Valiant emerged in 1989 with three top creators at its head: Jim Shooter, former editor-in-chief at Marvel Comics; Bob Layton, who gained fame as co-writer and inker on "Iron Man;" and Barry Windsor-Smith, an illustrative legend. The line launched a host of imaginative original series, including "Harbinger," "Shadowman" and "X-O Manowar."
Valiant emphasized character and good writing in a field then dominated by artists, and it quickly became the United States' third-largest comics publisher (after Marvel and DC). But in 1994, at its peak, Valiant was sold to a videogame company, which de-emphasized the comics and eventually went bankrupt.
In 2005, Dinesh Shamdasani and Jason Kothari -- fans of the first Valiant universe who were college students at the time -- managed to get control of the company's assets. Now, after seven years of assembling investors and a staff, Shamdasani and Kothari have brought Valiant back.
And the new Valiant is putting its best foot forward, relaunching four of its most popular concepts: "Archer & Armstrong," "Bloodshot," "Harbinger" and "X-O Manowar." Little has changed in these titles since their incarnation -- including the fact that they are very good.
The first "X-O Manowar" launched in May. "X-O" stars Aric of Dacia, a Visigoth warrior from the Roman Empire who was, in the first three issues, kidnapped by aliens, joined by the powerful -- and sentient -- X-O Manowar armor, and returned to Earth, albeit in the present day. It's kind of an Iron Man-Conan mash-up.
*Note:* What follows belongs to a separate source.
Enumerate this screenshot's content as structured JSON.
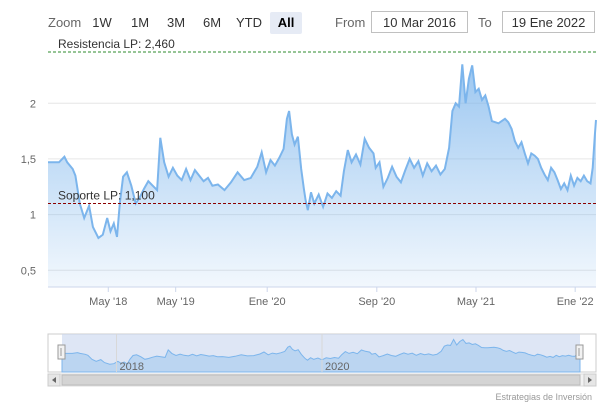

June brought "Harbinger" No. 1. It stars teenage orphan Peter Stanchek, the most powerful telepath/telekinetic on the planet -- except for Toyo Harada, the first person with psionic powers, or the psychic ability to induce paranormal phenomena, as Wikipedia says. Harada wants to recruit Stanchek to his worldwide organization of super-powered "harbingers."
"Bloodshot" No. 1 arrived in July. It's about a U.S. military black-ops agent who has microscopic machines in his system that allow him to rebuild himself from almost any injury, but also allow his minders to implant thousands of false memories to motivate and control him.
My personal favorite from Valiant's inception returns this month: "Archer & Armstrong." Armstrong is an immortal warrior who has developed a strong taste for alcohol and a stronger sense of boredom over the millennia. Archer is an accomplished martial artist raised in a Christian cult that's a front for a hidden organization searching for the secret to Armstrong's immortality. Archer is sent to kill Armstrong. Instead, the two become partners to discover what's really going on -- providing they don't kill each other first.